Watch: Steven Spielberg, Housebuilder, Shot by Shot
If you want your teeth done, contact the sumptuous Paolo Sorrentino. If you want a house built, contact Steven Spielberg. The great risk a director like Spielberg, whose films grapple with vast subjects like the Holocaust, life on other planets, slavery, and Abraham Lincoln, takes is that his film will never be able to grasp it all, that it will fall prostrate before its subject, flopping into mediocrity and cliche. What keeps Spielberg’s films from doing this is his profound sense of structure, of arrangement, of timing, of letting the stages of a story, such as Frank Abagnale Jr.’s from ‘Catch Me If You Can‘, unfold gradually rather than cutting to the maudlin chase too soon. This sense of craft, of what English majors would call the "well-wrought urn," can be found all over his work, perhaps most notably, as video essay dynamo Jacob T. Swinney points out, in his shots. Swinney has assembled 30 shots here, all of which bring that reaction—you know, the sharp intake of breath that follows a dramatic, thematic leap by a director, a jump into territory that might be (but isn’t) too big for the film at hand (cf. the red sweater in ‘Schindler’s List‘). If you look at the shot, you see that it’s the composition, as much as the extenuating circumstances, that bring the reaction. If you were to try to pin down what it is about the composition that’s giving you chills… you would come up short. But the structure is there, and it’s usually a part of a much larger story structure, one that is, in the words of many a financial journalist, too big to fail. Why is it that a bicycle moving across a full moon in ‘E.T.’ is so magical? It could be because everything in the frame is centered; it could be because a full moon is very close to a perfect circle; it could be because we like imagining such an arc, because it recalls our own dreams as children. Whatever the cause, if you want to study Spielberg’s magisterial structure, his shots provide a good place to start.
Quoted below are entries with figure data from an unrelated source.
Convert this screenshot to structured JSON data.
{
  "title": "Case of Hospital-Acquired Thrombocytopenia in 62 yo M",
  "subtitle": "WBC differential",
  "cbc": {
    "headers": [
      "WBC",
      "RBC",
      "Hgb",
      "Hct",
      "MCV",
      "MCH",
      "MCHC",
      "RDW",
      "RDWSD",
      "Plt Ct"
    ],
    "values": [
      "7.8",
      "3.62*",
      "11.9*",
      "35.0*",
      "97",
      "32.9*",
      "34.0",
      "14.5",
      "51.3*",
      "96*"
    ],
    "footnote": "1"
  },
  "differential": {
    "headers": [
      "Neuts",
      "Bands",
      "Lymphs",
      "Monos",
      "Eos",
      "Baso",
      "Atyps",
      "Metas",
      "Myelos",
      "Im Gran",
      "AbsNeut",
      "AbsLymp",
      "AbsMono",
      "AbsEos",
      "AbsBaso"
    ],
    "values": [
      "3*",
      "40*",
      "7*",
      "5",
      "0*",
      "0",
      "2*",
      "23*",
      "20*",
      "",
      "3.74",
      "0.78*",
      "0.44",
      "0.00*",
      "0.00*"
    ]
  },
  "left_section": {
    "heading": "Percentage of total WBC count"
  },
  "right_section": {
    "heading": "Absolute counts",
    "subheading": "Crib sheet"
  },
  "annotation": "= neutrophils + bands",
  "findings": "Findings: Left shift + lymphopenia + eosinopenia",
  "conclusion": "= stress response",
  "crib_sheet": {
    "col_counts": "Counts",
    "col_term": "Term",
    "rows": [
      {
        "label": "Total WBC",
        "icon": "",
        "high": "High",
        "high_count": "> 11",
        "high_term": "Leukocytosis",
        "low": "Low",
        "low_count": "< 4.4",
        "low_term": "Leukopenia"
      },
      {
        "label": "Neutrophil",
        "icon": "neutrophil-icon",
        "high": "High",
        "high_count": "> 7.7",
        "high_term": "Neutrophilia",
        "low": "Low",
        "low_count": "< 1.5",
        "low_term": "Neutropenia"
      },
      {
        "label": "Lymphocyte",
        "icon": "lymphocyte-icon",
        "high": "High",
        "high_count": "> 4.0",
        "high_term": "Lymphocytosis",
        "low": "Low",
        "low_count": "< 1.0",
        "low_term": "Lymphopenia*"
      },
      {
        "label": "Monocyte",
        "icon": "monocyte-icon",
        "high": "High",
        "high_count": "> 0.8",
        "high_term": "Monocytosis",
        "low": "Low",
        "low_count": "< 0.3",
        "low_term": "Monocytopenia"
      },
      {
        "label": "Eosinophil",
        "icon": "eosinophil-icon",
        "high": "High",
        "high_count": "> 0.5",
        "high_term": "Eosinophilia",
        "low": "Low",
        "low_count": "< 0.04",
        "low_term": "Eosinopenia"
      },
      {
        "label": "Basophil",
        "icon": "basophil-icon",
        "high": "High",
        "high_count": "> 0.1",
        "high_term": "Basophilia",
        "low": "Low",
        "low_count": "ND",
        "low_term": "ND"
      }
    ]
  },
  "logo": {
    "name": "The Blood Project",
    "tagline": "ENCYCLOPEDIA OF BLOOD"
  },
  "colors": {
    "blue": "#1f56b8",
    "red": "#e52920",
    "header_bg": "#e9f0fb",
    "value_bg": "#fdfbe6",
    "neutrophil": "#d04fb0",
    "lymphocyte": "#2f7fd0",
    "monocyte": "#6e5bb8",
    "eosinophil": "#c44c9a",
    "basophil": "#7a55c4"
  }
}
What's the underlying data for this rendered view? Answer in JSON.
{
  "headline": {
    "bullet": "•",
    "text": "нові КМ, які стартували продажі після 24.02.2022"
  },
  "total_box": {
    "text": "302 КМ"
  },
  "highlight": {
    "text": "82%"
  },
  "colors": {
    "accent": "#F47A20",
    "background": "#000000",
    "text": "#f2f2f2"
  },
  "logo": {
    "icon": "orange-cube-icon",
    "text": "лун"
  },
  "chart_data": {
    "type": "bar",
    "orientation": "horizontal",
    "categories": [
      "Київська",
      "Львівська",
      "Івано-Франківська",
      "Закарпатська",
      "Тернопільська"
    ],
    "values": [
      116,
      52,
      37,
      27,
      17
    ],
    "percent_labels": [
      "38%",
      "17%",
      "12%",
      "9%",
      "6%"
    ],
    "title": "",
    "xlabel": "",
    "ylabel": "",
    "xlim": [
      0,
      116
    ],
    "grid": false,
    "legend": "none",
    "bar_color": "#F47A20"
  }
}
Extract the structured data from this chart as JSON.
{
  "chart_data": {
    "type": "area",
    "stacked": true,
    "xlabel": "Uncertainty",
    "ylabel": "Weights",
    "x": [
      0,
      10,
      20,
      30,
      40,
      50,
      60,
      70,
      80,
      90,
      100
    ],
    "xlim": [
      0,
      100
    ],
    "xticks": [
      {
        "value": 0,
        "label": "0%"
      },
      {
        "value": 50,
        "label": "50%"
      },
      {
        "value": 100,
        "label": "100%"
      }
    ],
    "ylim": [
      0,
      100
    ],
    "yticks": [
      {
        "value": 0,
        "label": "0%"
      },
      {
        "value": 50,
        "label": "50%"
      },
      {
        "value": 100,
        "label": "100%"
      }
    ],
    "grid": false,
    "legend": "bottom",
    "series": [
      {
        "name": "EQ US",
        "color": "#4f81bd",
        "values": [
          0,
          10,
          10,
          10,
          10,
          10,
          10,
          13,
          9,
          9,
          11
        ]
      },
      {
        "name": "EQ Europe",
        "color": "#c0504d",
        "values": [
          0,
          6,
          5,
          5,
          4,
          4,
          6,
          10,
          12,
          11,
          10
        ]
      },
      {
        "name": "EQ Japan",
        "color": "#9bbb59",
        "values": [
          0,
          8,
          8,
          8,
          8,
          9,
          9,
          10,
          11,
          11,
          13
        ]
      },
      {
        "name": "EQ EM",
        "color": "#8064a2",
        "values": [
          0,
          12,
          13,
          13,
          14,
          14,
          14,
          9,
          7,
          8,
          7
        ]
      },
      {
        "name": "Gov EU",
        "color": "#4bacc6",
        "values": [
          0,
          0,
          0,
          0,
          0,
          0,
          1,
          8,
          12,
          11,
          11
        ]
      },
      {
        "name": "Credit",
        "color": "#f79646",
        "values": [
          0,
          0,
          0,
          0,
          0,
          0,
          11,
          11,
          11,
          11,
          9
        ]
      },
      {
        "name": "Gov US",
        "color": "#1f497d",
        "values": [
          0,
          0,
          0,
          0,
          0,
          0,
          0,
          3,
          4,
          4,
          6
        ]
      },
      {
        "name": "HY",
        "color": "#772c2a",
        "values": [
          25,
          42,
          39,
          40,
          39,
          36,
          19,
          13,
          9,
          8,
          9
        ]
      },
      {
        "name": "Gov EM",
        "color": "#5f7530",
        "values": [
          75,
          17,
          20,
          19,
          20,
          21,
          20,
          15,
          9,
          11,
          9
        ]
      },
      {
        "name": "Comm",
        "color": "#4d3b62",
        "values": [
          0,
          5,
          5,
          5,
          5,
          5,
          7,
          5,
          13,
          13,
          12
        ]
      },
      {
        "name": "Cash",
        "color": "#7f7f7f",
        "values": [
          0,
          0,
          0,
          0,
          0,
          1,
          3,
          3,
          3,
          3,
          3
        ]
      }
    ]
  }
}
Watch: What Props Do for The Films in Which They Appear, and Vice Versa
Can the heart of a film be its props? The light saber. The movie camera. The gun. The tape deck. These are all things we see as we watch our Spielberg, our Andersons, our Hitchcocks, our Godards, and yet we somehow view them as incidental. Rishi Kaneria argues, with this new video essay, that they are essential. He has set himself a difficult exercise here and exceeded its limits, taking us through the use of seemingly incidental items from the beginnings of film to its most recent developments.
Watch: Steven Spielberg’s Bloodiest Scene from ‘Saving Private Ryan’: A Breakdown
I remember very clearly the day I saw the Omaha Beach scene from Steven Spielberg’s ‘Saving Private Ryan.’ A dear friend had taken me to a screening, and after the 20th burst of vomit or blood, I asked myself quietly, "This is a Tom Hanks movie, correct?" I can think of few war films with quite as visceral an opening as this one, and so I’m thrilled that Cinefix (who seems to be on a roll recently) has put together this reel of background about the scene. We get a lot of nice tidbits here, such as the fact that shutter modifications on the cameras used gave the scene its jumpy, alarming immediacy, or that squibs of blood were programmed to explode in sync with flare bursts from soldiers’ guns. We get voice-over quotes from Spielberg, Hanks, and sound designer Gary Rydstrom. And we get the pleasure (painful, but meaningful) of revisiting one of Spielberg’s most remarkable isolated achievements.